[Development] QFile: writing via a temporary file

Oswald Buddenhagen oswald.buddenhagen at nokia.com
Tue Jan 10 18:21:57 CET 2012


On Tue, Jan 10, 2012 at 02:08:38PM +0100, João Abecasis wrote:
> On 10. jan. 2012, at 13.31, ext Oswald Buddenhagen wrote:
> > On Tue, Jan 10, 2012 at 01:00:42PM +0100, ext João Abecasis wrote:
> >> It is not appropriate to tag an atomically-replace-previous-version on
> >> to the close()
> > 
> > you don't provide any supporting evidence for that pov, though.
> 
> Because code that wasn't written to make use of the transactional
> functionality we're trying to offer could assume that close followed
> by open is a safe operation. There could be code that opens, writes,
> closes for each sub-component that goes in the file or something of
> that sort.
> 
we already determined that this use case is not applicable to this
feature. SafeSafe implies/depends on Truncate (which, btw, is implicit
in WriteOnly mode in qt).

> >>> No, whatever this class is, close() without commit() means
> >>> "rollback".
> >> 
> >> Right. Keep in mind we are not only saving the new version. We're also
> >> destroying a previously known good copy.
> > 
> > uhm, so? without the temp file, open() would already do that.
> 
> True, but if we are to offer atomic replace previous version I think
> we can do it properly.

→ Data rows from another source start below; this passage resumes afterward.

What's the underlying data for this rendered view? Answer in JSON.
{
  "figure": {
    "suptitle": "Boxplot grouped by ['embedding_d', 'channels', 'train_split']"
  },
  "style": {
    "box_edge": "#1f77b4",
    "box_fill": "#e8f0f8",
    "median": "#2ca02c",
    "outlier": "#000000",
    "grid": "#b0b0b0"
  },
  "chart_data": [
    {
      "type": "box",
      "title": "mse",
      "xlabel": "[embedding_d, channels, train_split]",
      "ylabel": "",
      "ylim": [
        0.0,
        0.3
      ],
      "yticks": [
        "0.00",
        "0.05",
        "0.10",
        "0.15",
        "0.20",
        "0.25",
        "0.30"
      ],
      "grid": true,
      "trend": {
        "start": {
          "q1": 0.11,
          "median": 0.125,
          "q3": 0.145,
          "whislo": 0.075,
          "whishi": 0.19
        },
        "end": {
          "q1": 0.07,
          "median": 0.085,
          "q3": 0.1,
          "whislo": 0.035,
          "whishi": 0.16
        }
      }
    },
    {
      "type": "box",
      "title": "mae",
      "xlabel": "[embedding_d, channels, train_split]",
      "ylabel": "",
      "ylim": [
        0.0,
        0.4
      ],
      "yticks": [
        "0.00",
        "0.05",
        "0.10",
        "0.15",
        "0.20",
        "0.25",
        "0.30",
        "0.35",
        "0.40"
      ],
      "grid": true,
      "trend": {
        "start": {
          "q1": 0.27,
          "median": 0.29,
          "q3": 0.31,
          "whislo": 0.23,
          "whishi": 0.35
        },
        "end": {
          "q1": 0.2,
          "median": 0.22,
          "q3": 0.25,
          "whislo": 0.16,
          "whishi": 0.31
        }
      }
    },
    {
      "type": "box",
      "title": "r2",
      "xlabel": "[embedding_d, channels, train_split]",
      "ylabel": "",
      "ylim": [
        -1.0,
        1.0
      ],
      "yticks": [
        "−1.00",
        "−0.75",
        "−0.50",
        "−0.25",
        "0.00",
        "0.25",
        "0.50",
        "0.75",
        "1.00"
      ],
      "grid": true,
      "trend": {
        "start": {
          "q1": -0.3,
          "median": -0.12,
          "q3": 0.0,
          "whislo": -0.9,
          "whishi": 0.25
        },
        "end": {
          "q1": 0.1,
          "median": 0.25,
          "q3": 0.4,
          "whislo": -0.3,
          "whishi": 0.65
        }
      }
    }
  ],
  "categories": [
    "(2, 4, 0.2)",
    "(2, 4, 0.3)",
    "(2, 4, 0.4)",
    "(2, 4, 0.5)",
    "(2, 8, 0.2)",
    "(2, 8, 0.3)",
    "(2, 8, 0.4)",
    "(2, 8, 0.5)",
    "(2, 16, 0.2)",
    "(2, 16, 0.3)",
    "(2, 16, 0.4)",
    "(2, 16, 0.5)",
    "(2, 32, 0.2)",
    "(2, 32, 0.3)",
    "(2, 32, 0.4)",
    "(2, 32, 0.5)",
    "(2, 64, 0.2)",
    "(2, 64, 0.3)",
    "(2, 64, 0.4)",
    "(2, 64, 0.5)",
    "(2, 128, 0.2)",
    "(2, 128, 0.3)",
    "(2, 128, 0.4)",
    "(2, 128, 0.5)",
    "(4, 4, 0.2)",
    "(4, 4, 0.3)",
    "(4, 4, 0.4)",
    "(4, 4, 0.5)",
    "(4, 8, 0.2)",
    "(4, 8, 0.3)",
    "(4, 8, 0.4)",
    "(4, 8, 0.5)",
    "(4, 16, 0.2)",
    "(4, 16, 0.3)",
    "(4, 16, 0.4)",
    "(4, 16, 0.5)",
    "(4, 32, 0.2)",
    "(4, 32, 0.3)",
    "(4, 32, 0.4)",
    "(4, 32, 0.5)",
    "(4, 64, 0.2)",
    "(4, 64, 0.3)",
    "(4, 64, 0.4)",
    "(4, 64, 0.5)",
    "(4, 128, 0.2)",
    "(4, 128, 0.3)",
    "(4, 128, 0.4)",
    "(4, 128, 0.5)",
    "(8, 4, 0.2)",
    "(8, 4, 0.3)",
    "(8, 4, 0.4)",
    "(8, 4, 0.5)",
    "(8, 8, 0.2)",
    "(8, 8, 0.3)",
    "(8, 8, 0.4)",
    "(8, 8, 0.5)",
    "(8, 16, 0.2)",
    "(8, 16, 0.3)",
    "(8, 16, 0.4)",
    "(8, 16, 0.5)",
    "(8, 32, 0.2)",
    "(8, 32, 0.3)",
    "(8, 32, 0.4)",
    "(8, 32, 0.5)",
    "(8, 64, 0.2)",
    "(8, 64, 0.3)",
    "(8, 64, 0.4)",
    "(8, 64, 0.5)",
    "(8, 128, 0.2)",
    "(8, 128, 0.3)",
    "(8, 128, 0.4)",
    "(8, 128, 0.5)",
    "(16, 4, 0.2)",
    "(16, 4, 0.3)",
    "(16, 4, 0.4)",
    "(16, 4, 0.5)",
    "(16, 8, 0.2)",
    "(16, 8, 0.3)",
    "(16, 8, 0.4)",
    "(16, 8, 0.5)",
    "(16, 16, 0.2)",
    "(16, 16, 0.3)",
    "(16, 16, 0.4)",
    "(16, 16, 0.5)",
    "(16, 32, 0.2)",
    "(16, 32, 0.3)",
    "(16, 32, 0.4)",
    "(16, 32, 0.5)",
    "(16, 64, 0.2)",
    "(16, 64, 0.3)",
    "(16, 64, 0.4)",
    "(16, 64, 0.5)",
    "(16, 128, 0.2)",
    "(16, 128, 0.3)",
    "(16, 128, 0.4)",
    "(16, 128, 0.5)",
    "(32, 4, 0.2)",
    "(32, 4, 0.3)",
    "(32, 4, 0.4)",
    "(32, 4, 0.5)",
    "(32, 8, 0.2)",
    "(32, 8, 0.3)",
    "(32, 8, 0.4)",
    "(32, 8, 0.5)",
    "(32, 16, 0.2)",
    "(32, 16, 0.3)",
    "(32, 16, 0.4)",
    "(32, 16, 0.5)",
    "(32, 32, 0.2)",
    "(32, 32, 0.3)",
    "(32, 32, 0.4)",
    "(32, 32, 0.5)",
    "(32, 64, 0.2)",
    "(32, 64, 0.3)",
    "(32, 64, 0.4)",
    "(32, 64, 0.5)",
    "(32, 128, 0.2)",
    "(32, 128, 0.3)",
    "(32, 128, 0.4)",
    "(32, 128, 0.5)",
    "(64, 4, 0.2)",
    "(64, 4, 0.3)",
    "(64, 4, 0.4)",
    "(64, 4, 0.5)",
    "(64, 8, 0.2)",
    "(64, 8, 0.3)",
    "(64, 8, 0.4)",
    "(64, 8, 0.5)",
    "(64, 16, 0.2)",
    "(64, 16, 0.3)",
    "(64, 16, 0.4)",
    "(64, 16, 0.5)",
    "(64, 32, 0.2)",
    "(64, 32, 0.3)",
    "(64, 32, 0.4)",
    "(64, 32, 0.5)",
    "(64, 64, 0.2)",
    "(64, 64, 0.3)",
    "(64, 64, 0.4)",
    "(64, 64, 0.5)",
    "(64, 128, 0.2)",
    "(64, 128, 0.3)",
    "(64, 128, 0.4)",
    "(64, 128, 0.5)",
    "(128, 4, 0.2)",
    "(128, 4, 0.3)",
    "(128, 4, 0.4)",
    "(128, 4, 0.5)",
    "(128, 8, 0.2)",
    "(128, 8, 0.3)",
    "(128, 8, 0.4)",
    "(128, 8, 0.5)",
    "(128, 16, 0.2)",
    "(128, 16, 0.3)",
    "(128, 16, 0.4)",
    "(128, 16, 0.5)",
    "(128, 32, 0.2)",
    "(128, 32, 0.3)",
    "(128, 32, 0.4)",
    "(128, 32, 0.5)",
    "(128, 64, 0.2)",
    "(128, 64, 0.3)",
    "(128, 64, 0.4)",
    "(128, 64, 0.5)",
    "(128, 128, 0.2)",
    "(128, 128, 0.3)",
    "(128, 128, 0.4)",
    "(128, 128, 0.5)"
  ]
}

That means explicit commits because code has to
> be written to take advantage of this feature properly. It also means
> not assuming that arbitrary code magically gets better because of the
> Transactional flag on open.
> 
actually, code *does* "magically" get better if it already has the right
error checks in place (your problem if it doesn't). in either case, it
doesn't get worse.
for something even more transactional, see the subthread starting at
http://mail.kde.org/pipermail/kde-frameworks-devel/2011-October/000004.html
last paragraph. you should probably read the previous messages, too.